To solve the problem, the networks have agreed on so-called common application identifiers (called common AIDs), but the technical work involved to route transactions properly has been considerable.

Retailers, however, argue that all EMV transactions, whether credit or debit, should be authenticated by PIN, as is the case in all other regions in the world where EMV has been introduced. They insist that the ongoing EMV conversion is the right time to add PIN authentication, which is indisputably more secure than a signature, to all cards.

But issuers say that the chip alone offers much more protection than the mag-stripe card and that chip-and-PIN isn’t necessary for credit transactions. “The issuers are trying to avoid a negative experience for the cardholder at the point of sale,” says Muroski.

Julie Conroy, a payments-security analyst and research director at Aite, says “merchants are certainly rattling the cages, but at the end of the day, issuers are going to do what’s best for them and their customers, not what merchants want.”

‘Doing Double Time’

What’s clear is that fairly soon we’re going to have more than 1 billion EMV payment cards in circulation, and most will be dipped into terminals and use long-established cardholder authentication protocols.

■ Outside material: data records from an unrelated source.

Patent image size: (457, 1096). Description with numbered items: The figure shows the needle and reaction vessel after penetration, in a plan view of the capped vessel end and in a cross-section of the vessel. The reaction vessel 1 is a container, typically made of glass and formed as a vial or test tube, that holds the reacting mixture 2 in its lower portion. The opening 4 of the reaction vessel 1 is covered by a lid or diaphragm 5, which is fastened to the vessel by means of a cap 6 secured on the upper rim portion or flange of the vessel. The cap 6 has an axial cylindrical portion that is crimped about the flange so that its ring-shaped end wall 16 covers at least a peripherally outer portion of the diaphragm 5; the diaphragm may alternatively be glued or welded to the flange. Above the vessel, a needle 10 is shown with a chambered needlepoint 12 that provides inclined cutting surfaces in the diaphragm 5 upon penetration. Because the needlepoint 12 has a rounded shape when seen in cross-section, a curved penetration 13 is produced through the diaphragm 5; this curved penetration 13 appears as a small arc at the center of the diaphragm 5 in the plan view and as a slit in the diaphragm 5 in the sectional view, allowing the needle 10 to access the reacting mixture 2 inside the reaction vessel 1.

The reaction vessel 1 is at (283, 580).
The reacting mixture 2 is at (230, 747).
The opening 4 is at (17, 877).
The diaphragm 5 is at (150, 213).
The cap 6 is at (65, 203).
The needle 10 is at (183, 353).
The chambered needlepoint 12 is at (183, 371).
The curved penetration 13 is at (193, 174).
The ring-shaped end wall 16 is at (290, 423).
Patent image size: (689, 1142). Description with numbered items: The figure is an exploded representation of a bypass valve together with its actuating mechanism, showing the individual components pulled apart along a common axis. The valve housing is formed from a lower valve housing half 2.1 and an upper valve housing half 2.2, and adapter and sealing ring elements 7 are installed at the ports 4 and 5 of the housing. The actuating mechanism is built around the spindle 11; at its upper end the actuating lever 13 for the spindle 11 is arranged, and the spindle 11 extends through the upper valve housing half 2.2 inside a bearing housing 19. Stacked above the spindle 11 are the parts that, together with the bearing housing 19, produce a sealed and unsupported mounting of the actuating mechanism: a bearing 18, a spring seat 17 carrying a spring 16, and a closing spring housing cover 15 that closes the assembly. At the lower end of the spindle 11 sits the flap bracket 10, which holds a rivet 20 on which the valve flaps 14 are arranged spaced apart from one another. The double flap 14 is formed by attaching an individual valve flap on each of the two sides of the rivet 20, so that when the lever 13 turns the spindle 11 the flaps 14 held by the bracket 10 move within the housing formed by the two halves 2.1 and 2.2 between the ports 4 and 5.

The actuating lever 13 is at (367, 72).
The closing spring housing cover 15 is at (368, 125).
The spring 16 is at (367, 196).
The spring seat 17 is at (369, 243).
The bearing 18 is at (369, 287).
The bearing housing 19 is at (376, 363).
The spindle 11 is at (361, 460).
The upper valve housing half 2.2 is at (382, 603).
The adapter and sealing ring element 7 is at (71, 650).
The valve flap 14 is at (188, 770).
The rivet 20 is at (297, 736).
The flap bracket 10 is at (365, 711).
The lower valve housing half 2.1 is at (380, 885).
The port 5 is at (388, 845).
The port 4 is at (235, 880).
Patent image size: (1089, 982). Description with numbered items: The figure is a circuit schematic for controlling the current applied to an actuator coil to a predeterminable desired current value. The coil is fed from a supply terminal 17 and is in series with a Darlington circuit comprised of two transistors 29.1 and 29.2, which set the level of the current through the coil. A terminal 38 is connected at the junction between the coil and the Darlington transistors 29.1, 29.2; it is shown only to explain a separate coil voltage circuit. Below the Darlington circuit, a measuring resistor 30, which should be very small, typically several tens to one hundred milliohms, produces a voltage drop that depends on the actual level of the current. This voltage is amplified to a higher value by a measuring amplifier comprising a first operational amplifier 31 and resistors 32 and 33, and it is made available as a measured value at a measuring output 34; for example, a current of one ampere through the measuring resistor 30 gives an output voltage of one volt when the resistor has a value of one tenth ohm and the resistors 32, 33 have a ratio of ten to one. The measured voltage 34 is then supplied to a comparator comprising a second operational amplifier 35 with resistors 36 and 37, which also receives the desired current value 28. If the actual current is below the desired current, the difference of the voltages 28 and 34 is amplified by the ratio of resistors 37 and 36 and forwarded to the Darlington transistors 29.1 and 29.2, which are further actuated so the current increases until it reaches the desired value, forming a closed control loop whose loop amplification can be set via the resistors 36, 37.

What’s not quite so clear is the exact pace of the conversion.

Some issuers began giving EMV cards to the frequent international travelers in their portfolios at least two years ago so they could use their cards abroad. Depending on whom you ask, issuers have now begun giving chip cards to larger cardholder segments or even converting their programs in one fell swoop.

“Most are doing mass portfolio-wide replacements,” says Sala of Perfect Plastic.

In any case, business has been good for EMV card producers. It really picked up at Oberthur after the Target breach, says Andreae. “We started getting phone calls fast and furious,” he says. “All of our sales people started doing double time.”